Of course, the gender gap, when it comes to matters like pay equity as well as the status of women in upper management positions, is an ongoing issue. If you take his comments out of the context, what he says does stand well on its own, but that greatly reflects how much it is not the discriminated who needs to take greater action in order to overcome their situation. Leaders do need to lead by example.
However, this responsibility does extend to the population in general as well. Just as much as how when a woman achieving a position like CEO is reported as a sign as “female progress”, Chris Rock recently pointed out that the election of Barack Obama as US President in 2008 should be seen as “white progress”, not black. That the question isn’t whether there are any women or blacks qualified enough to fill such positions as much as whether the public is prepared to accept them.
This insight is not new either when it comes to gender equality or racism, but that is part of the point in this blog about the need for everyone, not just leaders, to adopt a public interest perspective for lasting progressive social change to become possible. Markets and politics are expressions of the will of the people and thus the solution to these issues must be democratic to be sustainable. This then requires those who comprise these bodies to embrace equality and fairness in order for such principles to be encompassed into the collective decisions and opinions we make.
Perhaps then we can maybe rely more on theory and karma to work in reality.
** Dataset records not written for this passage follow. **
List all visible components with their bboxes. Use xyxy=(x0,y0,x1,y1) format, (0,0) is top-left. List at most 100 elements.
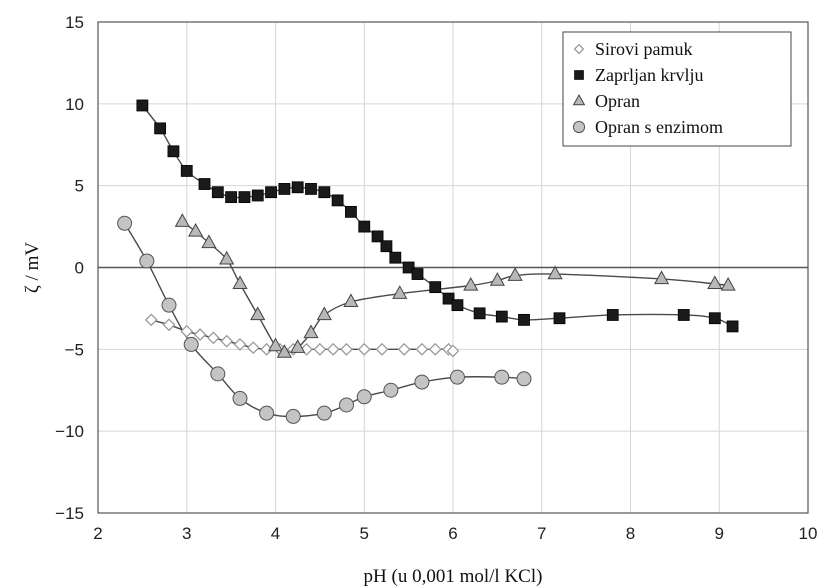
x-tick-label: 3 xyxy=(182,524,191,543)
data-point xyxy=(193,328,207,342)
data-point xyxy=(232,390,248,406)
data-point xyxy=(180,324,194,338)
data-point xyxy=(371,230,384,243)
x-tick-label: 5 xyxy=(360,524,369,543)
x-tick-label: 8 xyxy=(626,524,635,543)
data-point xyxy=(429,281,442,294)
data-point xyxy=(428,342,442,356)
data-point xyxy=(547,265,563,280)
data-point xyxy=(357,342,371,356)
data-point xyxy=(219,250,235,265)
data-point xyxy=(397,342,411,356)
data-point xyxy=(356,389,372,405)
data-point xyxy=(238,191,251,204)
legend: Sirovi pamuk Zaprljan krvlju Opran Opran s … xyxy=(562,31,792,147)
data-point xyxy=(211,186,224,199)
legend-label: Opran xyxy=(595,91,640,111)
data-point xyxy=(259,405,275,421)
data-point xyxy=(720,276,736,291)
data-point xyxy=(331,194,344,207)
data-point xyxy=(225,191,238,204)
data-point xyxy=(313,342,327,356)
data-point xyxy=(174,213,190,227)
data-point xyxy=(154,122,167,135)
data-markers xyxy=(117,99,739,424)
x-axis-title: pH (u 0,001 mol/l KCl) xyxy=(364,566,543,587)
tick-labels: 2 3 4 5 6 7 8 9 10 15 10 5 0 −5 −10 −15 xyxy=(55,13,817,543)
data-point xyxy=(339,397,354,413)
data-point xyxy=(220,334,234,348)
data-point xyxy=(708,312,721,325)
data-point xyxy=(136,99,149,112)
data-point xyxy=(340,342,353,356)
data-point xyxy=(446,344,460,358)
x-tick-label: 6 xyxy=(448,524,457,543)
data-point xyxy=(201,234,217,249)
plot-frame xyxy=(97,21,809,514)
data-point xyxy=(161,297,177,313)
data-point xyxy=(183,336,199,352)
y-tick-label: 10 xyxy=(65,95,84,114)
legend-label: Zaprljan krvlju xyxy=(595,65,703,85)
data-point xyxy=(383,382,399,398)
data-point xyxy=(318,186,331,199)
data-point xyxy=(375,342,389,356)
data-point xyxy=(250,306,266,321)
data-point xyxy=(285,408,301,424)
data-point xyxy=(316,306,332,321)
data-point xyxy=(380,240,393,253)
data-point xyxy=(451,299,464,312)
data-point xyxy=(198,178,211,190)
legend-marker xyxy=(574,70,584,80)
data-point xyxy=(265,186,277,199)
data-point xyxy=(167,145,180,158)
data-point xyxy=(507,267,523,281)
data-point xyxy=(303,324,319,339)
y-tick-label: −15 xyxy=(55,504,84,523)
legend-label: Opran s enzimom xyxy=(595,117,723,137)
x-tick-label: 2 xyxy=(93,524,102,543)
data-point xyxy=(188,222,204,237)
data-point xyxy=(392,285,408,299)
series-curve xyxy=(124,222,525,418)
data-point xyxy=(278,183,291,195)
y-tick-label: −10 xyxy=(55,422,84,441)
y-axis-title: ζ / mV xyxy=(22,242,43,293)
y-tick-label: 5 xyxy=(75,177,84,196)
data-point xyxy=(251,189,264,202)
data-point xyxy=(232,275,248,290)
data-point xyxy=(267,337,284,352)
data-point xyxy=(495,310,508,323)
data-point xyxy=(677,309,690,321)
data-point xyxy=(449,369,465,385)
data-point xyxy=(276,344,292,358)
data-point xyxy=(291,181,304,194)
legend-label: Sirovi pamuk xyxy=(595,39,693,59)
data-point xyxy=(206,331,220,345)
data-point xyxy=(414,374,430,390)
data-point xyxy=(180,165,193,177)
data-point xyxy=(463,276,479,291)
data-point xyxy=(606,309,619,321)
data-point xyxy=(117,215,133,231)
data-point xyxy=(305,183,317,195)
data-point xyxy=(518,313,530,326)
data-point xyxy=(442,292,455,305)
data-point xyxy=(707,275,723,290)
data-point xyxy=(233,338,247,351)
data-point xyxy=(411,268,424,280)
data-point xyxy=(345,205,357,218)
legend-marker xyxy=(572,120,586,134)
x-tick-label: 9 xyxy=(715,524,724,543)
data-point xyxy=(389,251,402,264)
data-point xyxy=(358,220,371,233)
legend-box xyxy=(562,31,792,147)
y-tick-label: 15 xyxy=(65,13,84,32)
x-tick-label: 7 xyxy=(537,524,546,543)
data-point xyxy=(343,293,359,308)
data-point xyxy=(326,342,340,356)
data-point xyxy=(494,369,510,385)
data-point xyxy=(473,307,486,320)
data-point xyxy=(653,270,670,285)
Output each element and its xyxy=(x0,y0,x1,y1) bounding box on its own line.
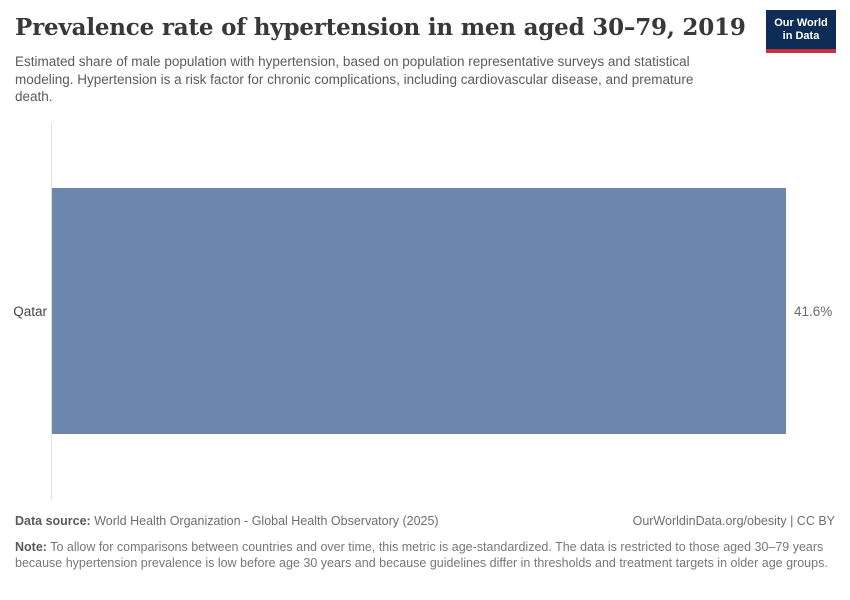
data-source-text: Data source: World Health Organization -… xyxy=(15,514,439,528)
attribution-link[interactable]: OurWorldinData.org/obesity | CC BY xyxy=(632,514,835,528)
bar-chart: Qatar 41.6% xyxy=(0,122,850,500)
entity-label: Qatar xyxy=(13,303,47,319)
chart-subtitle: Estimated share of male population with … xyxy=(15,54,694,104)
footer-note: Note: To allow for comparisons between c… xyxy=(15,539,837,571)
owid-logo-line2: in Data xyxy=(782,29,820,42)
page-title: Prevalence rate of hypertension in men a… xyxy=(15,14,746,41)
note-label: Note: xyxy=(15,540,47,554)
y-axis-line xyxy=(51,122,52,500)
data-source-value: World Health Organization - Global Healt… xyxy=(94,514,439,528)
footer-source-row: Data source: World Health Organization -… xyxy=(15,514,835,528)
bar-value-label: 41.6% xyxy=(794,303,833,319)
owid-logo-line1: Our World xyxy=(774,16,828,29)
note-text: To allow for comparisons between countri… xyxy=(15,540,828,570)
owid-logo: Our World in Data xyxy=(766,10,836,53)
bar[interactable] xyxy=(52,188,786,434)
data-source-label: Data source: xyxy=(15,514,91,528)
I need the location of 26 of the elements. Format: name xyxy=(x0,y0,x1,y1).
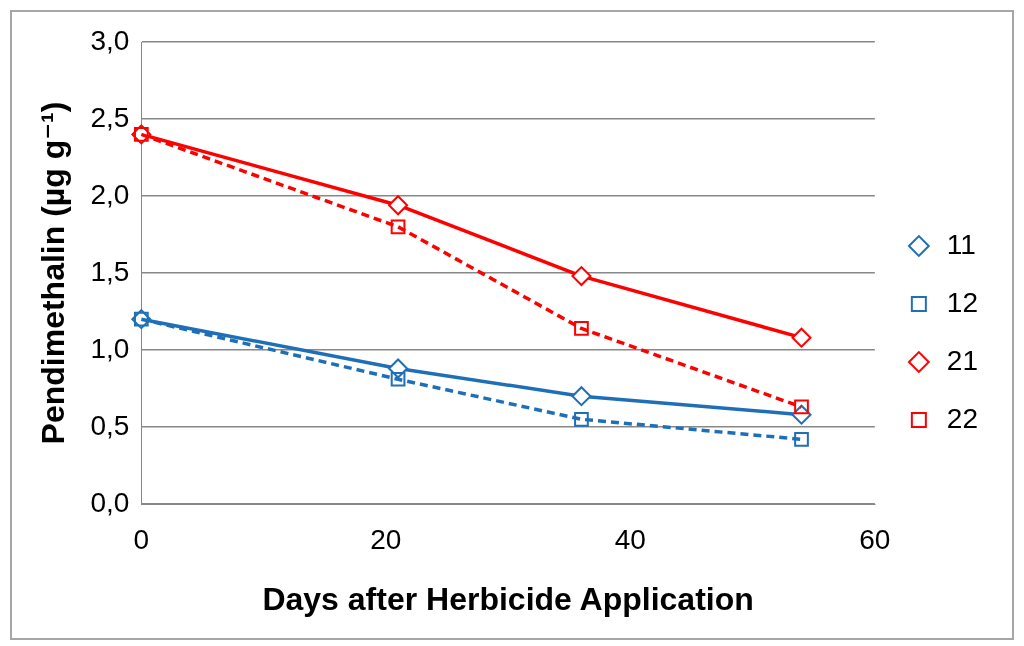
y-tick-label: 1,5 xyxy=(90,255,130,287)
x-tick-label: 0 xyxy=(133,523,150,555)
x-tick-label: 60 xyxy=(859,523,891,555)
point xyxy=(574,411,589,427)
point xyxy=(794,431,809,447)
y-tick-label: 2,0 xyxy=(90,178,130,210)
point xyxy=(791,327,812,348)
y-tick-label: 2,5 xyxy=(90,101,130,133)
point xyxy=(571,266,592,287)
y-tick-label: 0,5 xyxy=(90,409,130,441)
y-tick-label: 1,0 xyxy=(90,332,130,364)
point xyxy=(571,386,592,407)
x-tick-label: 20 xyxy=(370,523,402,555)
legend-label: 21 xyxy=(946,344,979,376)
legend-label: 11 xyxy=(946,228,976,260)
point xyxy=(388,195,409,216)
x-tick-label: 40 xyxy=(614,523,646,555)
x-axis-title: Days after Herbicide Application xyxy=(262,580,754,617)
y-tick-label: 3,0 xyxy=(90,24,130,56)
point xyxy=(390,371,406,387)
point xyxy=(574,321,589,336)
y-tick-label: 0,0 xyxy=(90,486,130,518)
legend-label: 12 xyxy=(946,286,979,318)
y-axis-title: Pendimethalin (µg g⁻¹) xyxy=(35,101,72,445)
point xyxy=(390,219,406,235)
legend-label: 22 xyxy=(946,402,979,434)
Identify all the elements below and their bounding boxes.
John Oliver had a funny segment on the gender wage gap over the summer which, speaking of funny, brings me to the Canadian news and political satire show This Hour has 22 Minutes which just celebrated its 22nd anniversary last night with a retrospective. This is a show in which, over the years, Canadian politicians have given up trying to avoid its tactics and have now pretty much play along with its gags, or at least pretend to. One which, back in the 90’s, forced the Reform party, precursor to the current form of the ruling Conservatives, to reconsider the idea of allowing national referendums if enough people sign a petition when the show’s website got over a million hits on a petition that demanded that the party leader at the time, Stockwell Day, be forced to change his first name to Doris.
Thanks for 22 years of terrific topical humour!